Mit dem Ziel „Beiträge zur politisch-historischen Analyse und zur politisch-moralischen Bewertung zu erarbeiten“ (Bundestag Drucksache 12/7820: 9)[1], betrieb die Kommission zwischen 1992 und 1994 aufwändige Recherchen im Umfang von über 15.000 Seiten, die kondensiert in einem Abschlussbericht im Mai 1994 veröffentlicht wurden und in der Drucksache 12/7820 des Bundestags öffentlich einsehbar sind[12]. Während ihrer Arbeit führte die Enquete-Kommission 44 öffentliche und 37 nicht öffentliche Anhörungen durch, wobei insgesamt 327 Zeitzeugen und Wissenschaftler angehört wurden[1][4].
Name | Fraktion | Position |
---|---|---|
Rainer Eppelmann | CDU/CSU | Vorsitzender |
Hartmut Büttner (ab 10. 93) | CDU/CSU | |
Wolfgang Dehnel (bis 11. 92) | CDU/CSU | |
Susanne Jaffke (bis 9. 92) | CDU/CSU | |
Harald Kahl (bis 10. 93) | CDU/CSU | |
Hartmut Koschyk (ab 10. 93, Obmann ab 7. 93) | CDU/CSU | Obmann ab 7. 93 |
Rudolf Krause (bis 3. 93) | CDU/CSU | |
Klaus-Heiner Lehne (von 10. 92 bis 10. 93) | CDU/CSU | |
Maria Michalk (ab 3. 93) | CDU/CSU | |
Günther Müller | CDU/CSU | |
Dorothee Wilms (Obmann bis 7. 93) | CDU/CSU | Obmann bis 7. 93 |
Roswitha Wisniewski (ab 11. 92) | CDU/CSU | |
Christel Hanewinkel (bis 9. 93) | SPD | |
Stephan Hilsberg | SPD | |
Regina Kolbe (ab 9. 93) | SPD | |
Markus Meckel | SPD | Obmann |
Margot von Renesse | SPD | stellv. Vorsitzende |
Gert Weisskirchen | SPD | |
Dirk Hansen | FDP | Obmann |
Jürgen Schmieder | FDP | |
Gerd Poppe | Bündnis 90/Die Grünen | Obmann |
Dietmar Keller | PDS/LL | Obmann |
Name | Fachgebiet |
---|---|
Bernd Faulenbach | Geschichtswissenschaft |
Alexander Fischer | Osteuropäische Geschichte |
Karl Wilhelm Fricke | Publizist |
Martin Gutzeit | Theologe und Berliner Landesbeauftragter für die Akten des MfS |
Hans-Adolf Jacobsen (ab 3. 93) | Politikwissenschaft |
Walter Kempowski (bis 12. 92) | Lehrer und Schriftsteller |
Armin Mitter | Geschichte |
Martin-Michael Passauer | Pfarrer und Superintendent des Kirchenkreises Berlin Stadt III |
Friedrich-Christian Schroeder | Jura (Strafrecht, Strafprozeßrecht und Ostrecht) |
Hermann Weber | Politikwissenschaft und Zeitgeschichte |
Manfred Wilke | Soziologie |
Herbert Wolf | Ökonomie |
Die Aufgaben der Enquete-Kommissionen sind in den ersten Abschnitten der Abschlussberichte sowie den Beschlussempfehlungen des Bundestags zu deren Einsetzung (Drucksachen 12/2597, 13/1535 und 13/1762) ausführlich dargestellt.
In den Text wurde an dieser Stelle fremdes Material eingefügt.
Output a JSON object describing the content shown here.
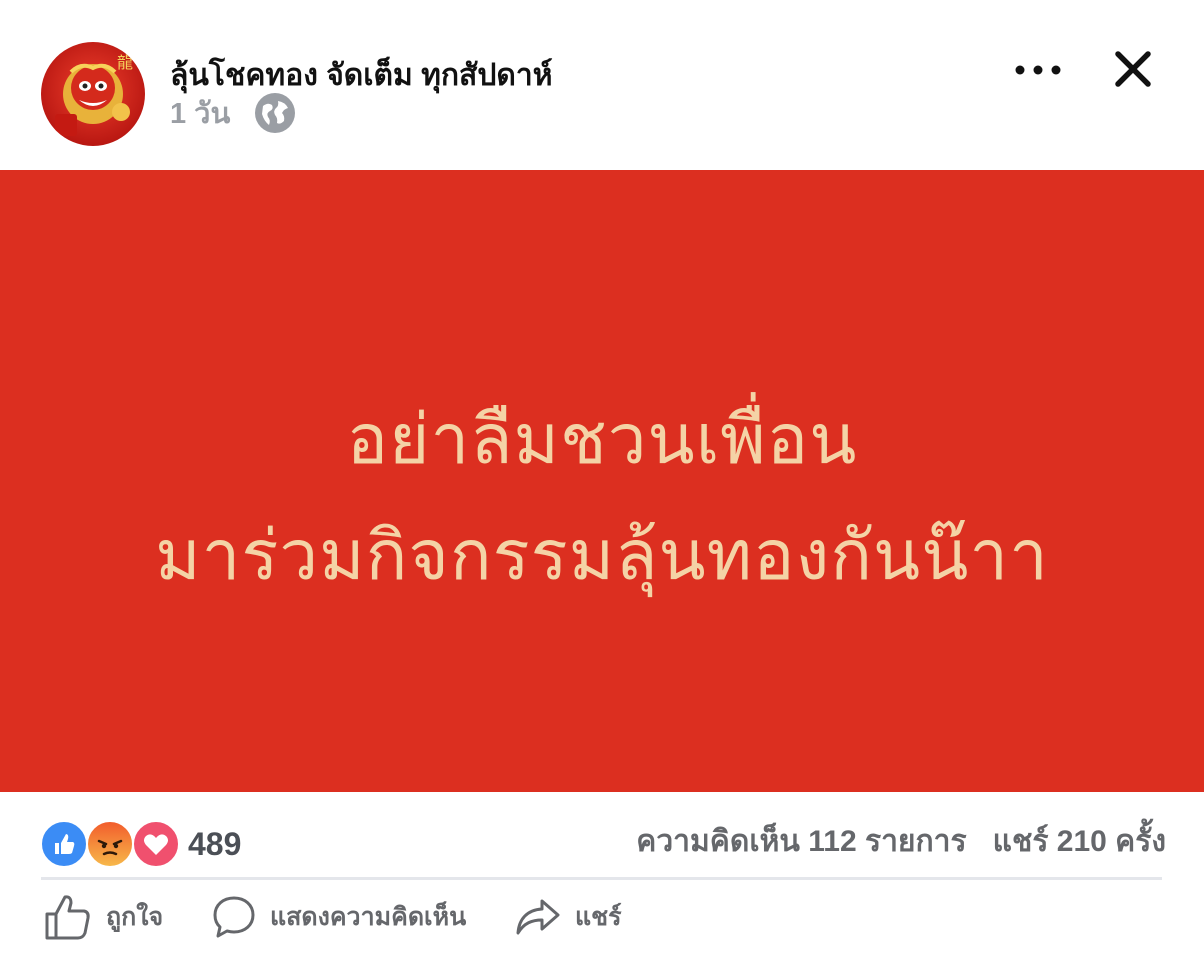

Da sich die Aufgabenbereiche und Ziele von beiden Kommissionen zur Aufarbeitung und Überwindung des SED-Regimes stark überschneiden und ihre Arbeit im wissenschaftlichen Diskurs zumeist demselben Aufarbeitungs- bzw. Transitional Justice Prozess zugeordnet wird[13], wird im Folgenden nicht trennscharf zwischen den Aufgaben und Zielen beider Gremien unterschieden. Insgesamt lassen sich in den oben genannten Dokumenten fünf Hauptziele der beiden Enquete-Kommissionen identifizieren:
Im wissenschaftlichen Diskurs werden die beiden Enquete-Kommissionen zur "Aufarbeitung von Geschichte und Folgen der SED-Diktatur" (1992–1994) und zur "Überwindung der Folgen der SED-Diktatur im Prozess der deutschen Einheit" (1995–1998) häufig als Wahrheitskommissionen klassifiziert und somit dem Instrumentarium der Transitional Justice zugeordnet. Für diese Einordnung spricht unter anderem, dass beide Gremien zur Aufarbeitung der DDR-Vergangenheit eine Opferperspektive einnahmen. Zudem wurden sie zeitlich begrenzt und offiziell vom Bundestag aus eingerichtet, veröffentlichten einen frei zugänglichen Abschlussbericht und interagierten (wenn auch eingeschränkt) mit der Bevölkerung, indem sie öffentliche Sitzungen und Anhörungen von Opfern durchführten. Auf diese Weise erfüllen beide Enquete-Kommissionen formal die Merkmale von Wahrheitskommissionen nach der Definition von Priscilla B. Hayner[3][13][15][16][17]. Da die Ergebnisse der Gremien jedoch vor allem ein Fachpublikum erreichen, werden sie in der Literatur auch als Untersuchungskommission diskutiert.[18]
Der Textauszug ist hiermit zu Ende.